Engineering leaders also commonly observe that DORA approximates what they actually care about, rather than being it. The deeper goal is usually framed as enabling a large, fast-moving team to ship safely without coordination overhead. DORA is the most widely accepted approximation of that goal, but it is still an approximation.

Why the way you measure DORA matters

There are many vendors offering DORA dashboards: LinearB, Jellyfish, Swarmia, Sleuth, DX, Datadog DORA, and others. Most of them compute the metrics in similar ways, and most of those ways depend on tickets, surveys, or pattern-matching against git history. That is the industry default — but it is not the only option, and it has well-known limitations.

Change failure rate is typically computed in one of three ways: pattern-matching git history for "revert"/"hotfix" commits, correlating deployments with incidents opened in PagerDuty within a time window, or counting tickets labeled "production incident" in Jira. Each of these depends on human discipline (filing the right tickets, applying the right labels) and each misses categories of real failures — most notably the silent regressions that never trigger a page.

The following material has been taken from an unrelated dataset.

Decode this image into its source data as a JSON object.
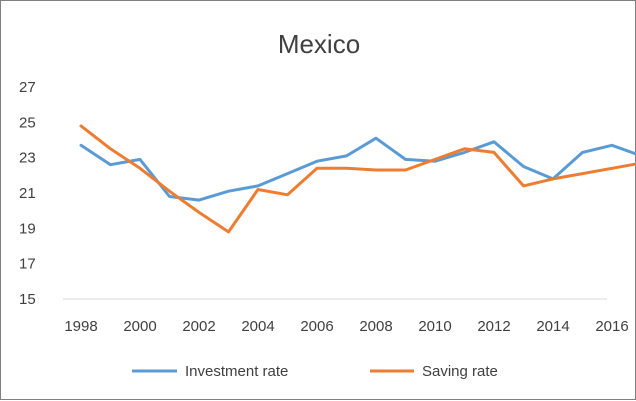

Mean time to recovery is almost universally measured as the lifecycle of an incident ticket: open-to-close. This rewards teams who update Jira quickly and penalizes teams who fix things faster than they file paperwork.

Deployment frequency and lead time depend on instrumenting the deploy pipeline and joining deploy events with commit metadata. The work is straightforward but the data is widely reported as painful to collect — GitHub API rate limits, varied CI/CD systems, monorepo-to-service mapping, and definitions of "production" that differ per service all slow teams down. It is common to find motivated engineering teams running homebrew ETL pipelines into a warehouse just to get clean DORA inputs flowing.

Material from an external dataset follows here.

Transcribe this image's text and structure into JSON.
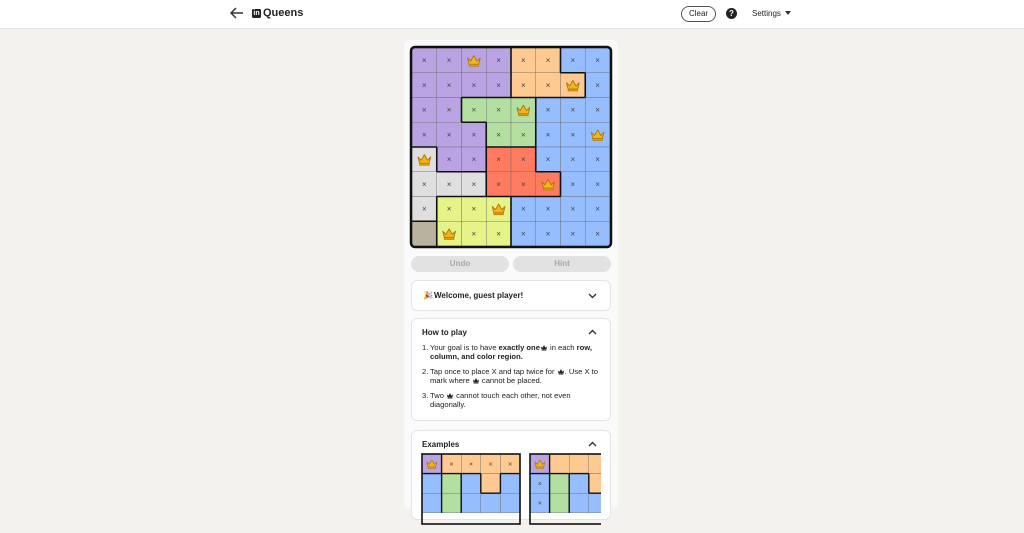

A telemetry-grounded approach measures the same metrics from production behavior instead. Deployment frequency comes from deploy webhooks. Lead time comes from joining commit metadata to deploy events. Change failure rate comes from correlating deploys with anomalies observed in production telemetry on the services owning the changed code. MTTR comes from the time between a metric leaving its baseline and the same metric returning to baseline. This approach does not depend on ticket hygiene, label discipline, or extensive per-service configuration.

For a fuller treatment, see Why ticket-based DORA metrics fall short.

How Firetiger measures DORA

Firetiger reads each PR diff, generates a deployment-specific monitoring plan, watches the deployment across staging, canary, and production, detects regressions, and investigates root cause. The same data that drives change-aware production monitoring also gives Firetiger the inputs for DORA: deploy events from GitHub webhooks, commit-to-deploy correlation for lead time, the Change Monitor's verdict for change failure rate, and telemetry-derived recovery windows for MTTR. Service mapping comes from traces tagged with service.name and service.version rather than customer-supplied YAML, so teams don't stall on the configuration step that typically blocks DORA implementations for months.

The point is not "we have a DORA dashboard." The point is that with the right telemetry already in place, DORA falls out as a side-effect of measurement rather than as a separate build.

Where to start

Pick one metric and measure it honestly for 90 days. Trying to instrument all five at once is how DORA projects stall. Start with deployment frequency (easiest) or change failure rate (most informative).
Decide what "production" means per service. This is the definition that quietly breaks every DORA implementation. Write it down before you start measuring.
Distinguish the diagnostic from the target. Use the numbers to find bottlenecks; do not set them as goals tied to compensation, and do not publish them as leaderboards.
Prefer telemetry-grounded measurement where you can. Ticket-based measurement is the industry default, but it under-counts silent regressions and penalizes teams who fix things faster than they file paperwork.